Dashi is the mother of Japanese dishes. This is the basic awase dashi (dashi made of two ingredients – kombu and katsuobushi), and besides knowing how to make it right, using the high quality ingredients is extremely important to make good dashi. Here’s my basic dashi making process. It’s very simple and straightforward, and the result is always superb. If you let the kombu sun-bathe (just leave it in a basket under the direct sunlight) for about 30 minutes before soaking in water, it would help increasing the vitamin D and umami levels of the dashi.
EquipmentClassic-style Donabe (2.5-qt/ 2.5-liter capacity or larger)
YeildAbout 1.8-qt (1,800 ml)
- 2 quarts (2 liters) cold water (soft water is preferred)
- 2/3 oz (20 g) kombu (dry kelp)
- 2/3 oz to 1 oz (20 g to 30 g) shaved katsuobushi (also called hana-katsuo; smoked and dried bonito flakes)

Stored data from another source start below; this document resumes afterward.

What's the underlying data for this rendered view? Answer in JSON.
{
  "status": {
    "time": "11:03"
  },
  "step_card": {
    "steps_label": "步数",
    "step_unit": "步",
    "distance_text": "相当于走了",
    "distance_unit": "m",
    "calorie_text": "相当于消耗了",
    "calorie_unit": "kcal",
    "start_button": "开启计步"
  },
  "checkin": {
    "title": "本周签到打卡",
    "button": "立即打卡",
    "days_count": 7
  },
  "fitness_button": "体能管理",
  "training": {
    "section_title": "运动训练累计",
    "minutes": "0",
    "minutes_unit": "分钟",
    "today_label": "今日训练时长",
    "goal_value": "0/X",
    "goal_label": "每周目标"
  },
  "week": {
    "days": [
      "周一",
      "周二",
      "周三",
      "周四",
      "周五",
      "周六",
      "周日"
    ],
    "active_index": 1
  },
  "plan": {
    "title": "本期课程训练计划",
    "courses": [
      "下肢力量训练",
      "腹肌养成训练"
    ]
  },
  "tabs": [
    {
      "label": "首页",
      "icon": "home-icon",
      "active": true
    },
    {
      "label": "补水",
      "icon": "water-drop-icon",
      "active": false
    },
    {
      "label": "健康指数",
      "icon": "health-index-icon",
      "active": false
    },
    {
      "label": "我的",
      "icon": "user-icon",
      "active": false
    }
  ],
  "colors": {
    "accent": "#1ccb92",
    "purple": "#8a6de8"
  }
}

- Combine the kombu and the water in the donabe and let the kombu soak for at least 20 minutes (if you have time, 2 – 3 hours or up to overnight of soaking is even better – in this case, use a separate bowl for soaking and transfer the contents to donabe when they are ready). *Suggestion -cut some slits in the kombu with scissors once it’s soft, so the kombu will release more flavors.
- Set the donabe over medium-low heat and slowly bring to a low simmer (about 25 – 30 minutes). Remove the kombu.
- Turn up the heat and bring to a high simmer, and immediately turn off the heat. Add the katsuobushi all at once.
- Wait until the katsuobushi settles in the bottom of donabe (about 2 minutes).
- Strain through a fine-mesh strainer into a bowl.
Kabu Miso Soup (recipe in Naoko’s DONABE Cookbook) made with the fresh dashi tastes so special.